En ese sentido, al finalizar de comer se debe guardar lo sobrante en envases herméticos. De lo contrario, ratas, ratones y otros animalejos se verán atraídos tan solo por el olor que desprende. Otra recomendación es no tirar alimentos por el fregadero o por el baño, ya que ciertos roedores pueden llegar a esos espacios por las tuberías.

No mantener mucho tiempo las puertas y ventanas abiertas vigilando las inmediaciones de la vivienda e instalar las barreras correspondientes y necesarias para evitar la entrada bichos. Y ya por último, los conductos de ventilación, las grietas, las tomas de corriente, son lugares de fácil acceso para pequeños insectos que pueden acceder a nuestro hogar o lugar de trabajo con facilidad y convertirse en una plaga difícil de exterminar. La mejor solución es mantenerlos sellados.

Las plagas pueden resultar, además, causa de un sinfín de enfermedades. En las empresas se debe de hacer mucho hincapié en el tratamiento de la legionella, una de las muchas enfermedades que nacen a raíz de una plaga, en este caso causada por una bacteria que si no se frena a tiempo, puede llegar a producir la muerte.

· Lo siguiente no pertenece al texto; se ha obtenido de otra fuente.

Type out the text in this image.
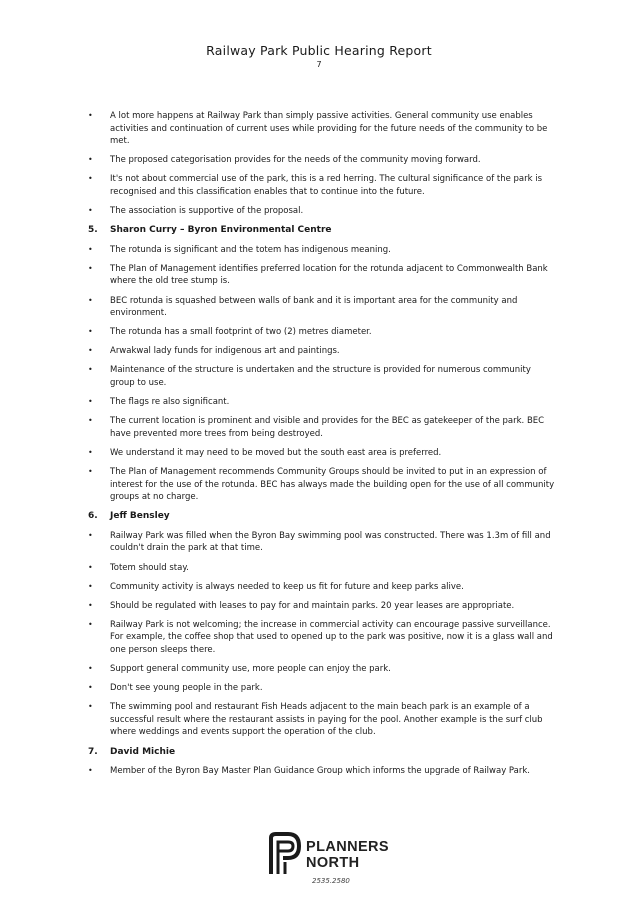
Railway Park Public Hearing Report
7
• A lot more happens at Railway Park than simply passive activities. General community use enables activities and continuation of current uses while providing for the future needs of the community to be met.
• The proposed categorisation provides for the needs of the community moving forward.
• It's not about commercial use of the park, this is a red herring. The cultural significance of the park is recognised and this classification enables that to continue into the future.
• The association is supportive of the proposal.
5.	Sharon Curry – Byron Environmental Centre
• The rotunda is significant and the totem has indigenous meaning.
• The Plan of Management identifies preferred location for the rotunda adjacent to Commonwealth Bank where the old tree stump is.
• BEC rotunda is squashed between walls of bank and it is important area for the community and environment.
• The rotunda has a small footprint of two (2) metres diameter.
• Arwakwal lady funds for indigenous art and paintings.
• Maintenance of the structure is undertaken and the structure is provided for numerous community group to use.
• The flags re also significant.
• The current location is prominent and visible and provides for the BEC as gatekeeper of the park. BEC have prevented more trees from being destroyed.
• We understand it may need to be moved but the south east area is preferred.
• The Plan of Management recommends Community Groups should be invited to put in an expression of interest for the use of the rotunda. BEC has always made the building open for the use of all community groups at no charge.
6.	Jeff Bensley
• Railway Park was filled when the Byron Bay swimming pool was constructed. There was 1.3m of fill and couldn't drain the park at that time.
• Totem should stay.
• Community activity is always needed to keep us fit for future and keep parks alive.
• Should be regulated with leases to pay for and maintain parks. 20 year leases are appropriate.
• Railway Park is not welcoming; the increase in commercial activity can encourage passive surveillance. For example, the coffee shop that used to opened up to the park was positive, now it is a glass wall and one person sleeps there.
• Support general community use, more people can enjoy the park.
• Don't see young people in the park.
• The swimming pool and restaurant Fish Heads adjacent to the main beach park is an example of a successful result where the restaurant assists in paying for the pool. Another example is the surf club where weddings and events support the operation of the club.
7.	David Michie
• Member of the Byron Bay Master Plan Guidance Group which informs the upgrade of Railway Park.
PLANNERS
NORTH
2535.2580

Cuando ya detectamos que estamos afectados por una plaga podemos intentar exterminarla por nuestra cuenta, teniendo presente que puede ser peor el remedio que la enfermedad, ya que, en muchos casos, terminamos gastando más dinero del que nos cobraría una empresa de especializada en desinsectación. Además, perderemos un montón de tiempo y, lo que es más problemático, si empleamos ciertos productos sin el conocimiento necesario puede afectarnos más a nosotros que a los propios insectos.

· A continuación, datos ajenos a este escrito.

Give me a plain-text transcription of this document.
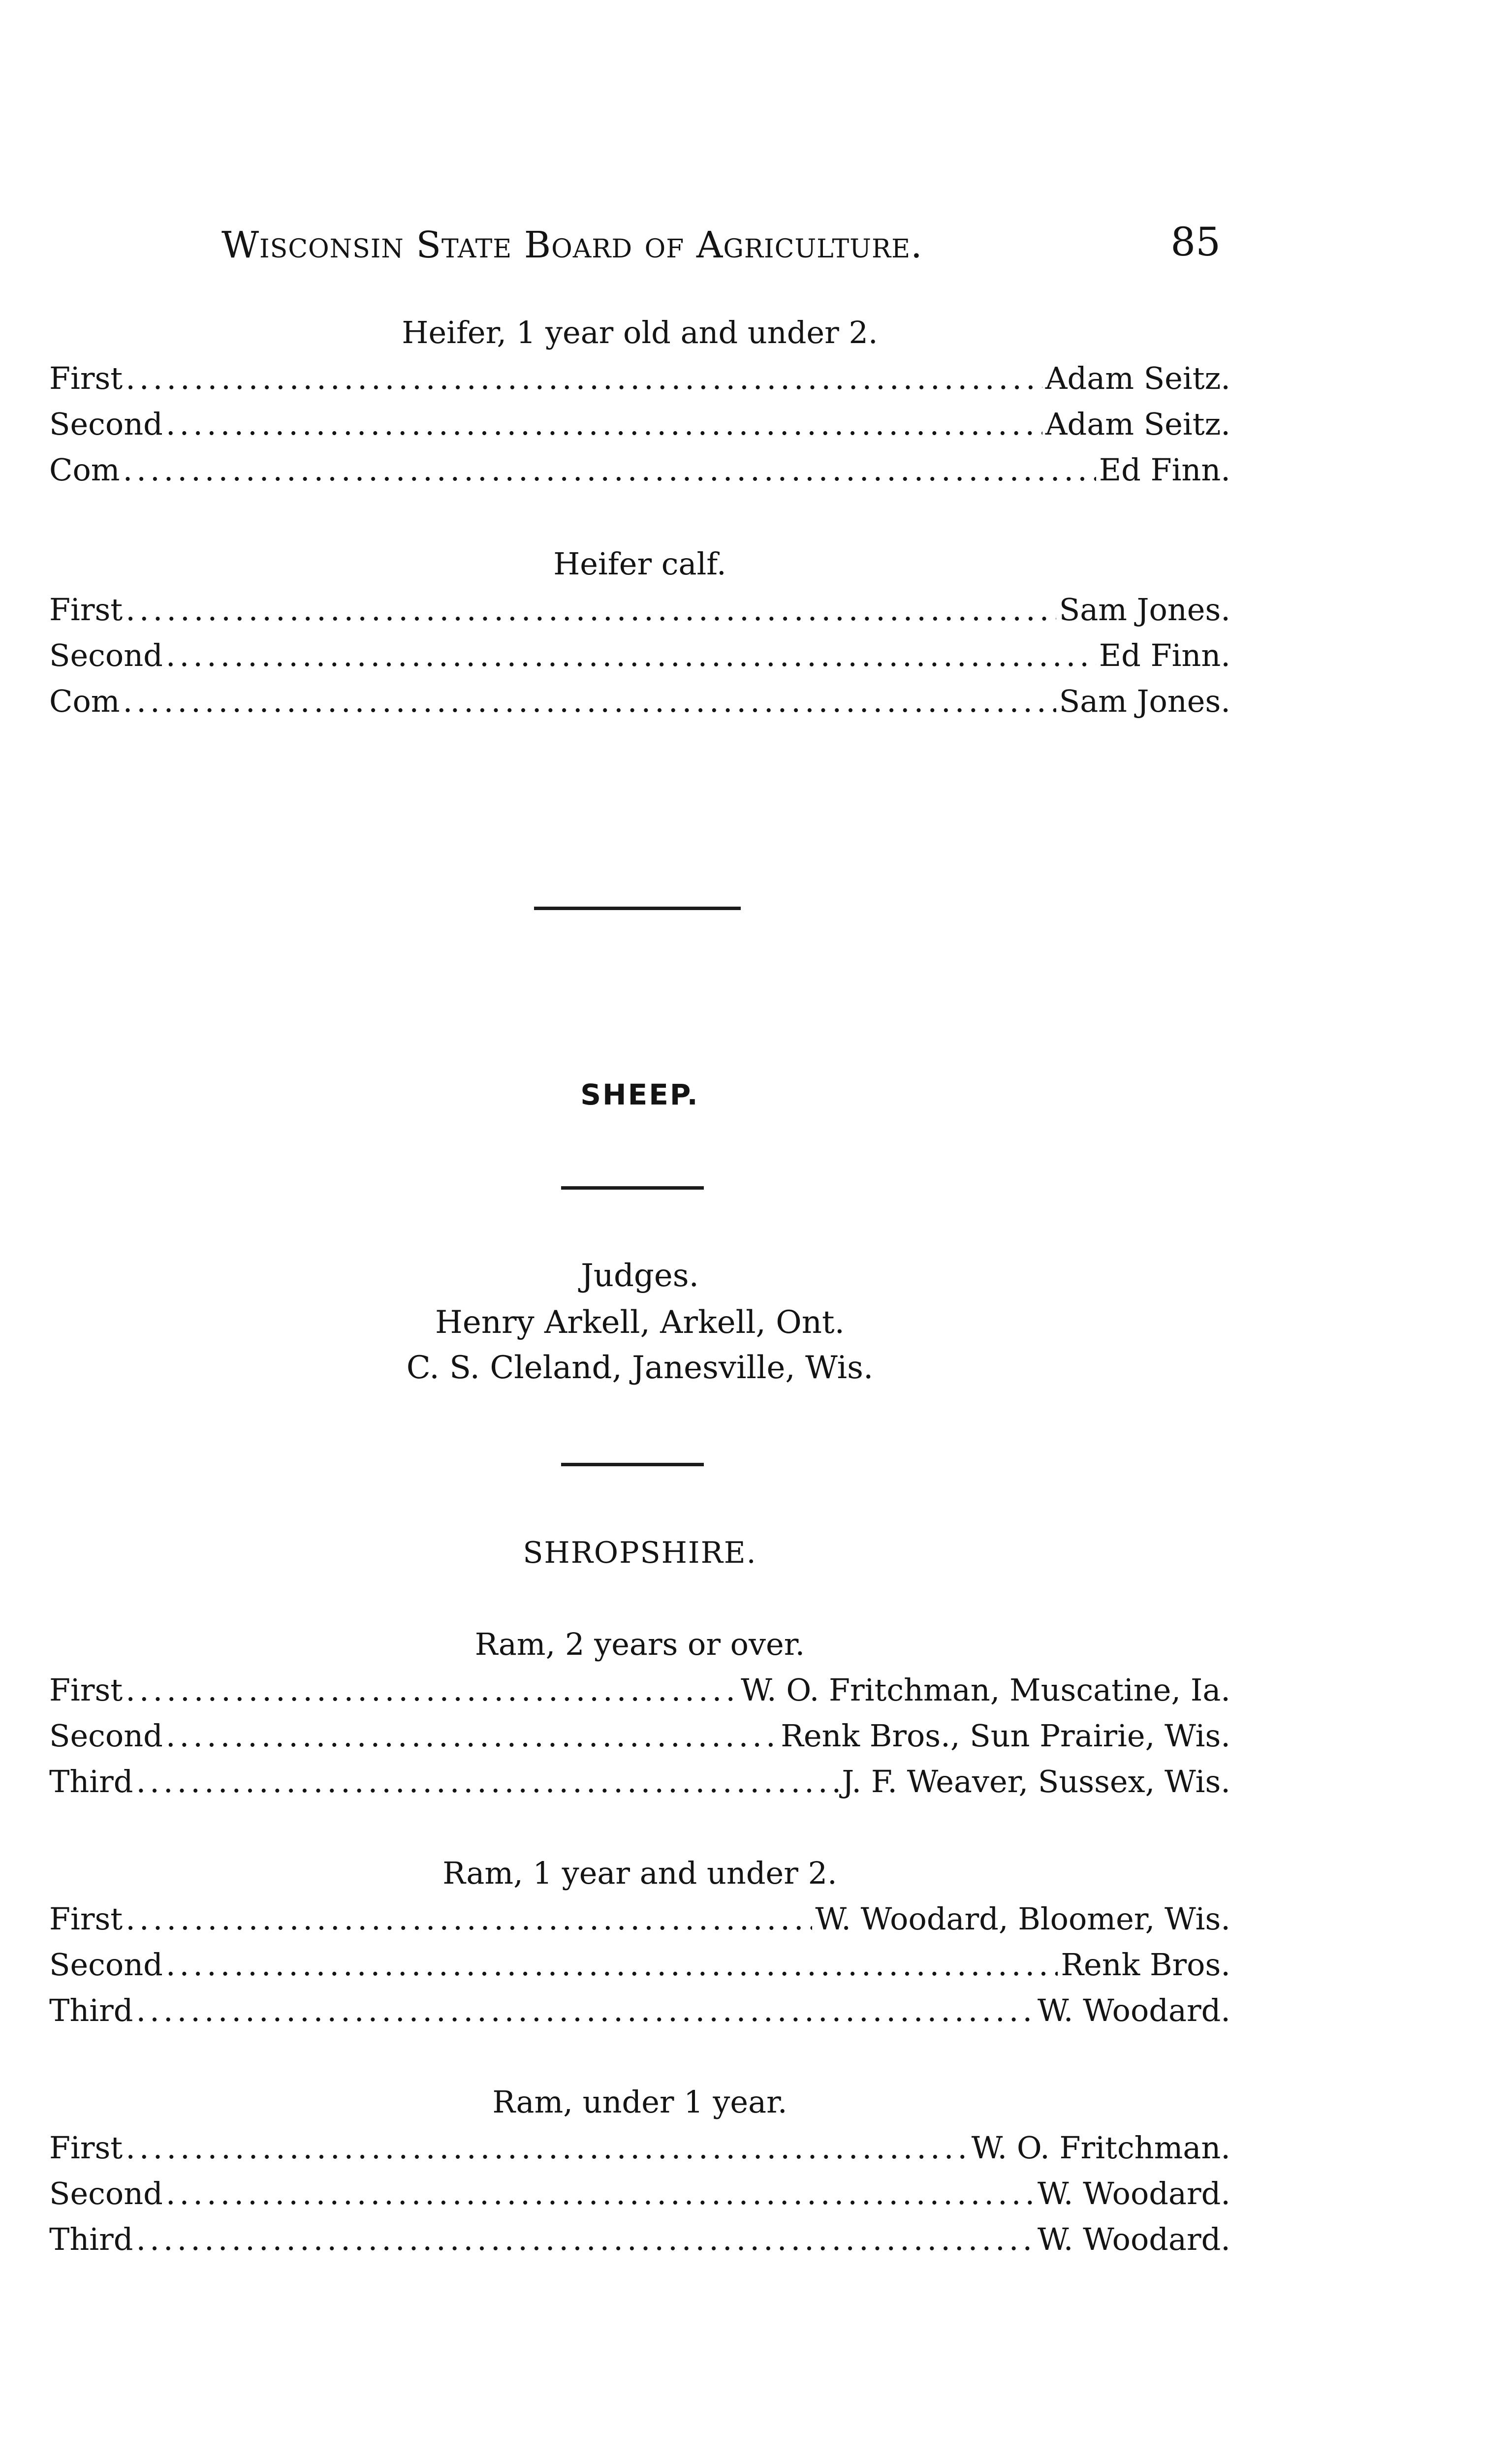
Wisconsin State Board of Agriculture.	85
Heifer, 1 year old and under 2.
First .....	Adam Seitz.
Second .....	Adam Seitz.
Com .....	Ed Finn.
Heifer calf.
First .....	Sam Jones.
Second .....	Ed Finn.
Com .....	Sam Jones.
SHEEP.
Judges.
Henry Arkell, Arkell, Ont.
C. S. Cleland, Janesville, Wis.
SHROPSHIRE.
Ram, 2 years or over.
First .....	W. O. Fritchman, Muscatine, Ia.
Second .....	Renk Bros., Sun Prairie, Wis.
Third .....	J. F. Weaver, Sussex, Wis.
Ram, 1 year and under 2.
First .....	W. Woodard, Bloomer, Wis.
Second .....	Renk Bros.
Third .....	W. Woodard.
Ram, under 1 year.
First .....	W. O. Fritchman.
Second .....	W. Woodard.
Third .....	W. Woodard.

Para esto están las empresas de control de plagas. Ellos son profesionales con muchos años de experiencia en su oficio y sabrán cómo combatirlas sin problemas para la salud de los seres humanos. Estas empresas ofrecen diferentes servicios dependiendo del tipo y tamaño que tenga la plaga que nos esté afectando.

La empresa de control de plagas hará una inspección del lugar para averiguar las variables que intervienen en cada caso: cómo es el tipo de animal, la dimensión de la incursión y su ubicación exacta. Con estos datos, elaborarán un presupuesto con la propuesta de trabajo más eficaz y ajustada a nuestras necesidades. Luego, comenzarán con el plan para la erradicación de dicha plaga. Este puede estar centrado sólo a una parte del hogar o la empresa o tener que extenderse a partes exteriores como jardines. Para ello, emplearán las opciones necesarias como control físico, químico o biológico, o la necesidad de tener que emplear varias técnicas más efectivas por la probabilidad de multiplicaciones descontroladas.

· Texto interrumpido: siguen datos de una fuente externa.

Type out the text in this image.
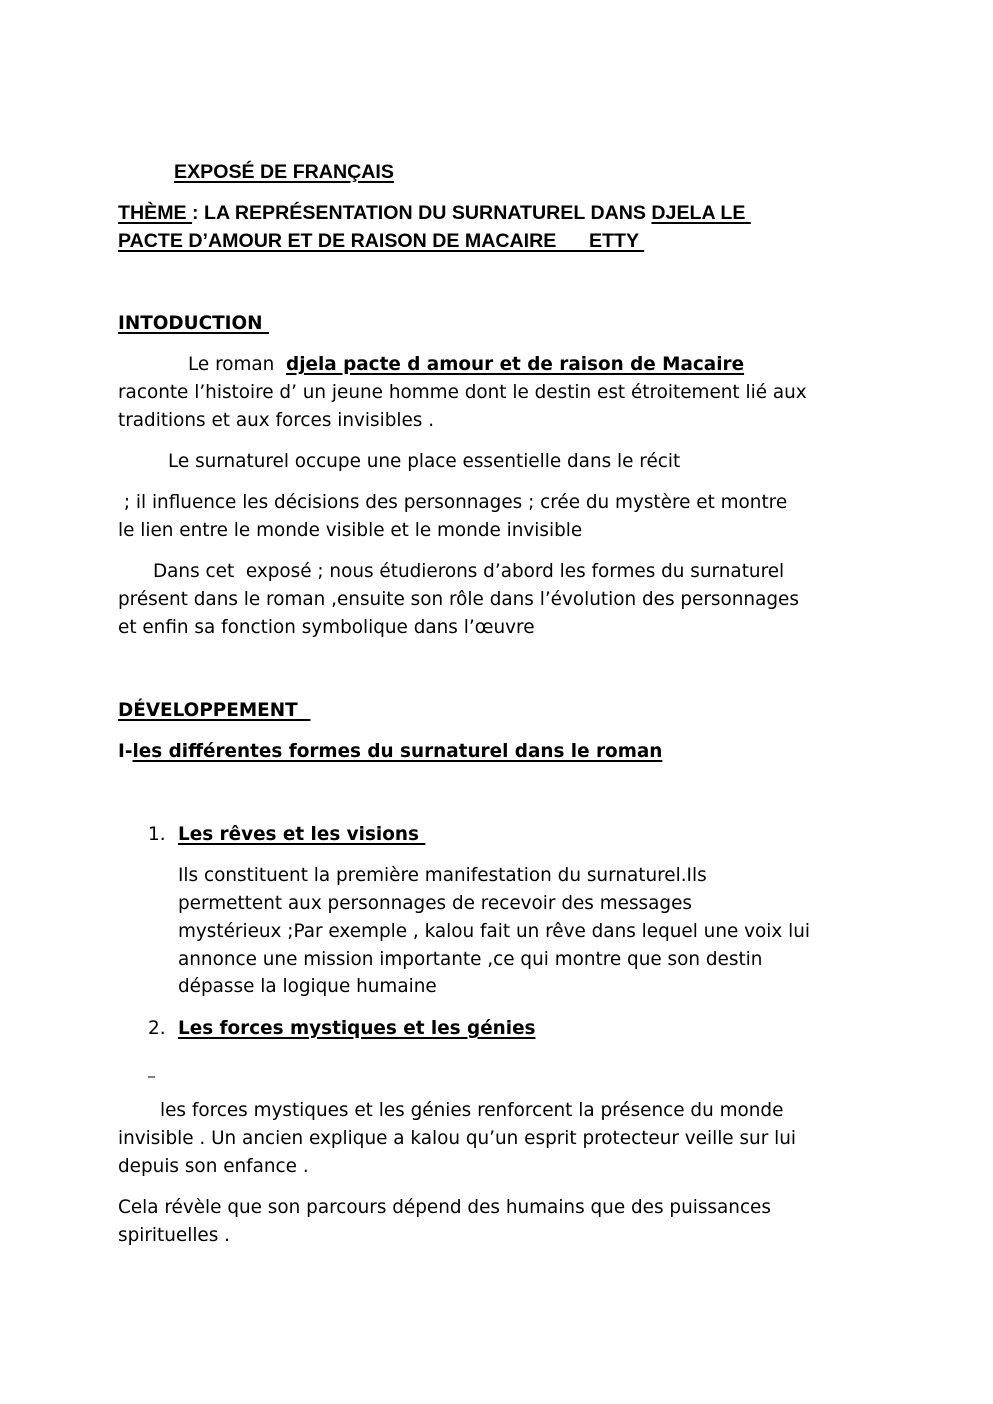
EXPOSÉ DE FRANÇAIS
THÈME : LA REPRÉSENTATION DU SURNATUREL DANS DJELA LE
PACTE D’AMOUR ET DE RAISON DE MACAIRE      ETTY
INTODUCTION
Le roman  djela pacte d amour et de raison de Macaire
raconte l’histoire d’ un jeune homme dont le destin est étroitement lié aux
traditions et aux forces invisibles .
Le surnaturel occupe une place essentielle dans le récit
; il influence les décisions des personnages ; crée du mystère et montre
le lien entre le monde visible et le monde invisible
Dans cet  exposé ; nous étudierons d’abord les formes du surnaturel
présent dans le roman ,ensuite son rôle dans l’évolution des personnages
et enfin sa fonction symbolique dans l’œuvre
DÉVELOPPEMENT
I-les différentes formes du surnaturel dans le roman
1. Les rêves et les visions
Ils constituent la première manifestation du surnaturel.Ils
permettent aux personnages de recevoir des messages
mystérieux ;Par exemple , kalou fait un rêve dans lequel une voix lui
annonce une mission importante ,ce qui montre que son destin
dépasse la logique humaine
2. Les forces mystiques et les génies
_
les forces mystiques et les génies renforcent la présence du monde
invisible . Un ancien explique a kalou qu’un esprit protecteur veille sur lui
depuis son enfance .
Cela révèle que son parcours dépend des humains que des puissances
spirituelles .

La compañía solicitada decidirá si es necesaria una segunda intervención o, si es necesario, definirá un plan dependiendo del tipo y de la magnitud de la plaga. En el caso de fumigar chinches o la eliminación de las cucarachas suele ser necesario repetir el tratamiento o, incluso, extenderlo a toda la casa o lugar de trabajo, ya que estos son de los animales más resistentes.

Es muy importante, a la hora de contratar una empresa de control de plagas, que los productos que esta utilicen sean biocidas. Eso quiere decir que sus componentes sean a base de químicos naturales que no perjudiquen al medio ambiente, ni a las personas. En definitiva, productos que sólo se ocupen de deshacerse de las plagas nocivas, que no sean tóxicos, que no desprendan malos olores y, por último, que su utilización no deje rastro.